Ils vivaient tout au fond de la forêt, dans ce bel arbre encore jeune. Oui, ils vivaient à l’intérieur de ce chêne. Vie heureuse, d’innocence, d’amour intemporel, de douceur et de joie, dans ce flux perpétuel d’échange en harmonie entre le ciel et la terre. Ils buvaient à la sève de l’univers. Il y en avait beaucoup d’autres, ainsi, dans tous les arbres autour.
Mais la hache a frappé, qui leur disait qu’ils avaient l’âge, que leur monde, que cette pure source d’amour n’était pas faits pour durer, qu’il était temps qu’on les prépare à être utiles. Et l’arbre, dans un râle, est tombé.
Ils n’ont rien pu faire, ont senti petit à petit la sève tarir ; l’équilibre bénéfique était perdu. Pendant plusieurs années, comme on fait sécher le bois, ils ont été vidés de leur substance, de leur innocence, par toutes sortes de traitements.

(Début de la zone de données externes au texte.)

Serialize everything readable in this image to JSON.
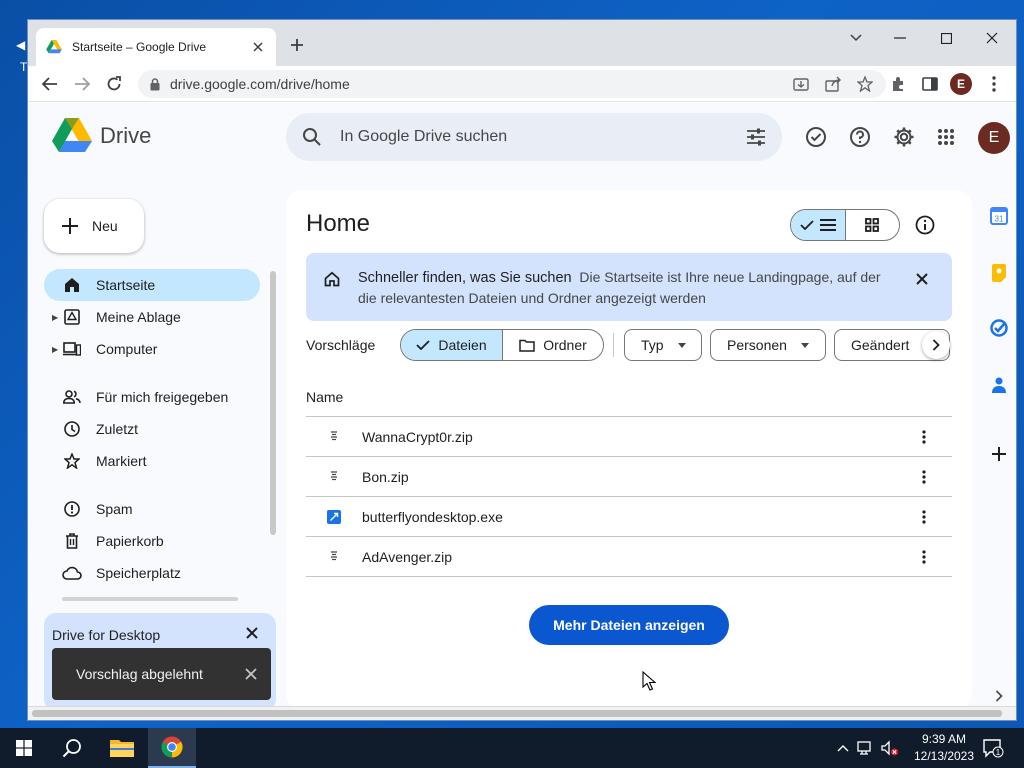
{
  "desktop": {
    "fragment_char": "T"
  },
  "browser": {
    "tab_title": "Startseite – Google Drive",
    "url": "drive.google.com/drive/home",
    "profile_initial": "E"
  },
  "drive": {
    "app_name": "Drive",
    "search_placeholder": "In Google Drive suchen",
    "avatar_initial": "E",
    "new_button": "Neu",
    "nav": [
      {
        "label": "Startseite",
        "icon": "home-icon",
        "active": true
      },
      {
        "label": "Meine Ablage",
        "icon": "my-drive-icon"
      },
      {
        "label": "Computer",
        "icon": "computer-icon"
      },
      {
        "label": "Für mich freigegeben",
        "icon": "shared-icon"
      },
      {
        "label": "Zuletzt",
        "icon": "clock-icon"
      },
      {
        "label": "Markiert",
        "icon": "star-icon"
      },
      {
        "label": "Spam",
        "icon": "spam-icon"
      },
      {
        "label": "Papierkorb",
        "icon": "trash-icon"
      },
      {
        "label": "Speicherplatz",
        "icon": "cloud-icon"
      }
    ],
    "drive_for_desktop": "Drive for Desktop",
    "snackbar": "Vorschlag abgelehnt",
    "page_title": "Home",
    "banner": {
      "title": "Schneller finden, was Sie suchen",
      "text": "Die Startseite ist Ihre neue Landingpage, auf der die relevantesten Dateien und Ordner angezeigt werden"
    },
    "suggestions_label": "Vorschläge",
    "seg_files": "Dateien",
    "seg_folders": "Ordner",
    "filters": [
      "Typ",
      "Personen",
      "Geändert"
    ],
    "column_name": "Name",
    "files": [
      {
        "name": "WannaCrypt0r.zip",
        "icon": "zip-file-icon"
      },
      {
        "name": "Bon.zip",
        "icon": "zip-file-icon"
      },
      {
        "name": "butterflyondesktop.exe",
        "icon": "exe-file-icon"
      },
      {
        "name": "AdAvenger.zip",
        "icon": "zip-file-icon"
      }
    ],
    "more_files_button": "Mehr Dateien anzeigen"
  },
  "taskbar": {
    "time": "9:39 AM",
    "date": "12/13/2023",
    "notifications": "1"
  },
  "colors": {
    "accent": "#0b57d0",
    "active_nav": "#c2e7ff",
    "banner": "#d3e3fd"
  }
}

On a façonné leur identité, on leur a dit que, bon sang, ce dieu qui passait dans la région, c’était quand-même librement qu’ils l’avaient choisi, on leur a dit qu’ils devaient être les premiers, que de cette façon, ils seraient libres. Qu’ils avaient leur vraie vie devant eux. Ils se sont laissé berner.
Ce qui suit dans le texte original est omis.